Ограничение участников транзакции DNS Query/Response
Рассмотрим пример использования подутверждения allow-query для указания ограничений для транзакции Query / Response, определяя допустимые IP-адреса / подсети в запросах DNS) как на уровне сервера, так и на уровне зоны (для зоны example.ru):
options { allow-query {254.10.20.10; 239.10.30.0/24; }; }; zone "example.ru." { type master; file "zonedb.example.ru"; allow-query {192.249.249.1; 192.249.249.4; }; };
Указывая список IP-адресов или IP-префиксов внутри утверждений options или zone, можно внести путаницу в конфигурационный файл. Более того, список IP-адресов и IP-префиксов может быть одним и тем же для многих утверждений управления доступом внутри name-сервера, и ошибка может возникнуть, если сделано какое-то одно добавление или удаление в данный список. Чтобы избежать таких проблем, в BIND существует способ создания поименованных списков адресов, которые называются access control lists (ACLs). Эти ACLs могут использоваться в тех местах, где допустимо использование списка IP-адресов или IP-префиксов (в качестве аргумента списка соответствующих адресов) в утверждениях управления доступом.
ACLs создаются с использованием утверждения acl в BIND 9.х. Общий синтаксис утверждения acl следующий:
acl acl-list-name { address_match_list };
acl-list-name есть определенная пользователем строка (например, "internal_hosts"). Address_match_list может быть списком IP-адресов, префиксами IP-адресов (обозначающих подсети) или криптографическими ключами. Пример утверждения acl, который использует IP-адрес и подсеть в address_match_list, приведен ниже. В примере 254.10.20.10 обозначает IP-адрес хоста, IP-префикс 239.10.30.0/24 обозначает подсеть класса С.
acl "internal_hosts" { 254.10.20.10; 239.10.30.0/24; };
Можно использовать ACL internal_hosts в тех местах, где используется список IP-адресов или IP-префиксов в утверждениях options и zone следующим образом:
options { allow-query { internal_hosts; }; }; zone "example.ru." { type master; file "zonedb.example.ru"; allow-query { internal_hosts; }; };
Параметр списка соответствующих адресов в утверждении управления доступом может содержать любое из следующих значений:
- IP-адрес или список IP-адресов;
- IP-префикс или список IP-префиксов;
- ACLs;
- комбинация перечисленных выше значений.

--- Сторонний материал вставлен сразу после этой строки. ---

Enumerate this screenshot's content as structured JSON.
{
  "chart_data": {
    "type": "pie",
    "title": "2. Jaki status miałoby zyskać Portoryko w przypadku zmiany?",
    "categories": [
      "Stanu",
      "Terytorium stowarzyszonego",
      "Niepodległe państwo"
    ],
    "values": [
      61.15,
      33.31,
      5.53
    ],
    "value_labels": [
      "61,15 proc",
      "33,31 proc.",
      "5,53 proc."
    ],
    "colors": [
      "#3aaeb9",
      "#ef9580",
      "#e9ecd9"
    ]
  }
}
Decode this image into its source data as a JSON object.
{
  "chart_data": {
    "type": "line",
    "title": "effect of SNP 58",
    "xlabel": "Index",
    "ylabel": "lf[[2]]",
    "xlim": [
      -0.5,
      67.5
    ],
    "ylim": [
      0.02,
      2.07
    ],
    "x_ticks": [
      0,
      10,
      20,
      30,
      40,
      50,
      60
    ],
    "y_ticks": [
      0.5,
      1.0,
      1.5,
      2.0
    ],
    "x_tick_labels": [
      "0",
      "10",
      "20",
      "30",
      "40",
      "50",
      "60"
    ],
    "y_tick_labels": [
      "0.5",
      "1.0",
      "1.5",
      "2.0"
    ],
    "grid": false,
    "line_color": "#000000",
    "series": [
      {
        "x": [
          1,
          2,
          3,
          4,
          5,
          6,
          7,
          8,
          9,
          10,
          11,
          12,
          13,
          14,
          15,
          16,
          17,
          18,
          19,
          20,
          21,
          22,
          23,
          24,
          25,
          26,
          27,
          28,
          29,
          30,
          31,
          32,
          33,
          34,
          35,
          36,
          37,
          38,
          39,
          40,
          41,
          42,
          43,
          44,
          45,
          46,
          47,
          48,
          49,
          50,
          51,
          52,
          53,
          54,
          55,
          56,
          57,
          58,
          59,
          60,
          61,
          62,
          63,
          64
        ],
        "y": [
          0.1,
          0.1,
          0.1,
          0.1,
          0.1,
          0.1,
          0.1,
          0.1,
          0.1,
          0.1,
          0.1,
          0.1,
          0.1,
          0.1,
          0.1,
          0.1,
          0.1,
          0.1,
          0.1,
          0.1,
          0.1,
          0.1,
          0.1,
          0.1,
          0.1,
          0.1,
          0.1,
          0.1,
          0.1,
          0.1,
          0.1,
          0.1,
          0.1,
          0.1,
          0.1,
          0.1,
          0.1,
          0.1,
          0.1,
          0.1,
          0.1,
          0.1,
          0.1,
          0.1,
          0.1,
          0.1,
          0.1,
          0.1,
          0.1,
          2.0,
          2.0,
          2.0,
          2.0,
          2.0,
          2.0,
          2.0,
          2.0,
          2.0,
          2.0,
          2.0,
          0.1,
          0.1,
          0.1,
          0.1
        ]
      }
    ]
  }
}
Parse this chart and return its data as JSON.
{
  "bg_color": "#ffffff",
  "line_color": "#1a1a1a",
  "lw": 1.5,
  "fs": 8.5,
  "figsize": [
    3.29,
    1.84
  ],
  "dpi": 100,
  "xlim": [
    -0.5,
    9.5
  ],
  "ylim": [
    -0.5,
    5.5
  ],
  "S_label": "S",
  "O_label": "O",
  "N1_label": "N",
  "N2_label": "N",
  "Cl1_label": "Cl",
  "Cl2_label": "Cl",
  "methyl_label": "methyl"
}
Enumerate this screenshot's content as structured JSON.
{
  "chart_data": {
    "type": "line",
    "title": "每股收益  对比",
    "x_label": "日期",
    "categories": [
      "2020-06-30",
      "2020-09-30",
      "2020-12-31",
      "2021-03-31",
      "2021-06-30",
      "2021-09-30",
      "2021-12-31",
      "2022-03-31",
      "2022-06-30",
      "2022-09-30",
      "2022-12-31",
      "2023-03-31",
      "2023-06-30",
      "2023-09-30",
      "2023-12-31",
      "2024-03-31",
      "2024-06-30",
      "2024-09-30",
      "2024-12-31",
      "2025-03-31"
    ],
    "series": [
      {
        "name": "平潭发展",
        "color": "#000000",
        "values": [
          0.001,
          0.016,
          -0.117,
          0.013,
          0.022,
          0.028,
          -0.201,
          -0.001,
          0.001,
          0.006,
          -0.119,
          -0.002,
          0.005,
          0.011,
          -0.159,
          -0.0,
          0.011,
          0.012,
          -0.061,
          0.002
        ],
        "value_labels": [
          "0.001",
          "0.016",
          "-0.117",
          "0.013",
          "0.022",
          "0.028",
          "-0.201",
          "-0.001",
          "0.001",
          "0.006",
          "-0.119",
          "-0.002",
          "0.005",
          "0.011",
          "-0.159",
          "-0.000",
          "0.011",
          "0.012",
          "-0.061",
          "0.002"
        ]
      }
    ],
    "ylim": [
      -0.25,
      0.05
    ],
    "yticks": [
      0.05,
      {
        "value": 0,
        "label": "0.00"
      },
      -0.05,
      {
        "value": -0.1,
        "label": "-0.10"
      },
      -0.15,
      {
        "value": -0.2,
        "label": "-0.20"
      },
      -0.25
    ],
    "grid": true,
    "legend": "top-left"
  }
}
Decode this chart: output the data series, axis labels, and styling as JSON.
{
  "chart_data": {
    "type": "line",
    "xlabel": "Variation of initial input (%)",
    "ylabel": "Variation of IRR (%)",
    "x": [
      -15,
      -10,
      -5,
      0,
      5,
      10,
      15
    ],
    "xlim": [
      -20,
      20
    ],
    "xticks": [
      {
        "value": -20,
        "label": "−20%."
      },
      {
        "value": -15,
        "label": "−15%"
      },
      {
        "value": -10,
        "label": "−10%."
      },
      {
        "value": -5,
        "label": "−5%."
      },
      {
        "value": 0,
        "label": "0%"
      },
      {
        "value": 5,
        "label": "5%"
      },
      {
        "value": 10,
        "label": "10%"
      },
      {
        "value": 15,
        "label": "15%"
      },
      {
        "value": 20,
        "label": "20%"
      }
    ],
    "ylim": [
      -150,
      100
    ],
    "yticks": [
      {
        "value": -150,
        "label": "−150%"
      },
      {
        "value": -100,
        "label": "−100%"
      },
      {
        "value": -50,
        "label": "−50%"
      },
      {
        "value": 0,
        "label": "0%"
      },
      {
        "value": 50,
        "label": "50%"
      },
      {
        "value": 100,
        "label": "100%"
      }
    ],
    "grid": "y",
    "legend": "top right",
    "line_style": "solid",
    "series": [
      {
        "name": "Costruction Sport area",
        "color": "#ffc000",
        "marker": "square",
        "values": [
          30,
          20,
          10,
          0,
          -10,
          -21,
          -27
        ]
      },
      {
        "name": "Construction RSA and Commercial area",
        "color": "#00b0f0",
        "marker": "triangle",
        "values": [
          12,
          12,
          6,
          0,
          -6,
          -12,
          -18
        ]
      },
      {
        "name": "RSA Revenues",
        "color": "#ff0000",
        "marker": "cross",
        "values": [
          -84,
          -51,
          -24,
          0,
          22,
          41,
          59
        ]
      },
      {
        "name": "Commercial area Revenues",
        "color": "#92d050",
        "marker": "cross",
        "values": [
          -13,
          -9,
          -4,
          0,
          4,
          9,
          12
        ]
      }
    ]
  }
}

Определение ACLs является важным элементом при конфигурировании ограничений транзакций DNS. Следовательно, администратор первым делом должен задать ACLs, относящиеся к различным транзакциям DNS.
Рекомендация:
Необходимо, чтобы администратор создал поименованный список доверенных хостов (или черный список хостов) для каждого типа транзакций DNS. В общем случае следует рассмотреть следующие категории хостов для включения их в соответствующий ACL:
хосты в DMZ, доступные во всех зонах предприятия;
все вторичные name-серверы, которым разрешено инициировать зонные пересылки;
внутренние хосты, которым разрешено выполнять рекурсивные запросы.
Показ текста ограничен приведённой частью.